A reconstrução da face de Wu foi baseada nos restos do imperador, descobertos em 1996, e nas informações genéticas obtidas do sequenciamento do DNA que permanecia preservado nos fragmentos dos ossos. A investigação permitiu a identificação de mais de 1 milhão de polimorfismos, pequenas variações na sequência genética que conferem as características específicas de cada indivíduo — cor dos olhos, textura do cabelo etc. “Alguns estudiosos diziam que os Xianbei, grupo étnico do qual Wu fazia parte, tinham aparência exótica, como barba espessa, nariz alto e cabelo amarelo”, diz Shaoqing Wen, que também assina a pesquisa. A análise reconstruiu a imagem comum. O imperador tinha características faciais convencionais, típicas do leste ou nordeste asiático, indicando uma possibilidade de movimentação migratória naquela parte do Extremo Oriente.

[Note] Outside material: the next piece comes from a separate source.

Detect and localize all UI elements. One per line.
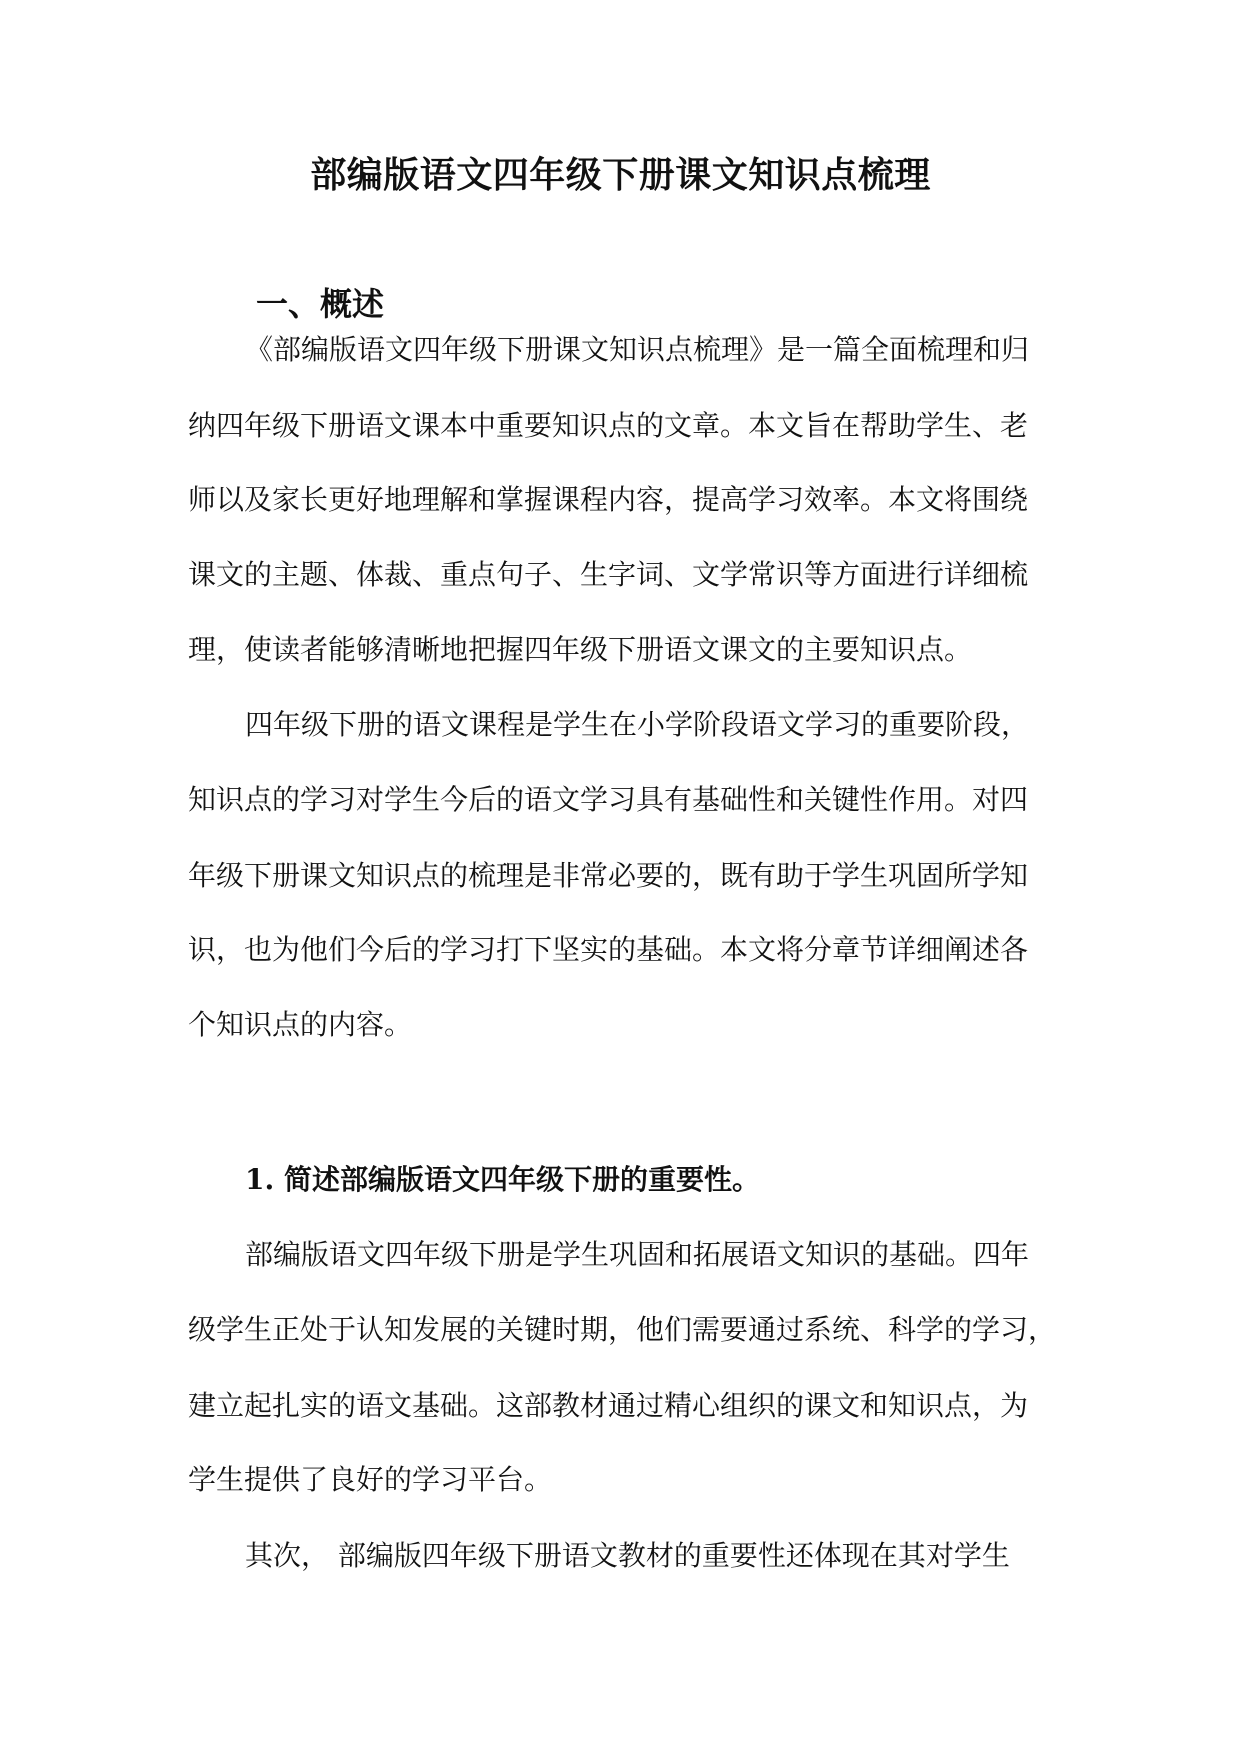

Em outro comovente passo, o designer brasileiro Cícero Moraes publicou, em março, um estudo independente mostrando como teria sido a aparência de Nicolau Copérnico (1473-1543), astrônomo e matemático polonês que desenvolveu a teoria heliocêntrica — ele provou que os planetas do nosso sistema giram em torno do Sol. No trabalho, Moraes e seus parceiros usaram dados públicos envolvendo uma ossada descoberta em 2005, na Catedral de Frombork, na Polônia, e atribuída ao cientista. Em 2009, um teste de DNA atestou a compatibilidade do material extraído de três molares superiores com o fêmur e também comparou-o com dois fios de cabelo encontrados em um calendário que fora propriedade do cientista. O spoiler: Copérnico tinha olhos azuis solares como os de Frank Sinatra.
Embora seja uma ciência, a reconstrução facial forense, como é conhecida tecnicamente, tem lacunas. Por isso, especialistas preferem tratá-la por um nome mais adequado, “aproximação facial”. “Não é uma ferramenta de identificação, mas de reconhecimento”, disse Moraes a VEJA. A diferença é sutil, mas faz todo o sentido. Criar um rosto a partir de um crânio pode ser complicado, porque há aspectos que são incertos, como o tamanho e o formato do nariz. O sequenciamento genético de restos mortais e ossadas não dizem exatamente qual a feição da pessoa, mas indicam com maior probabilidade estatística que poderia ter olhos mais claros ou mais escuros. “O que fazemos é costurar abstrações de uma face que criamos baseados em probabilidades”, afirma Moraes.
Personagens de todas as épocas, é verdade, estão sujeitos a indefinições. Não se sabe exatamente as feições de William Shakespeare (1564-1616), o pai de Hamlet, embora circulem gravuras e pinturas que dizem ser do bardo, como a que ilustra esta página, inspirada no chamado Retrato de Chandos — a única que teria sido feita no tempo em que o artista ainda estava vivo. Há controvérsia envolvendo esta e outras imagens. E provavelmente seguirá um mistério, já que o crânio dele, enterrado em uma igreja de Stratford-Upon-Avon, provavelmente foi roubado e ninguém jamais obteve permissão para exumar o restante da ossada. Ser ou não ser, eis a questão — que a caça ao DNA pode, um dia, responder.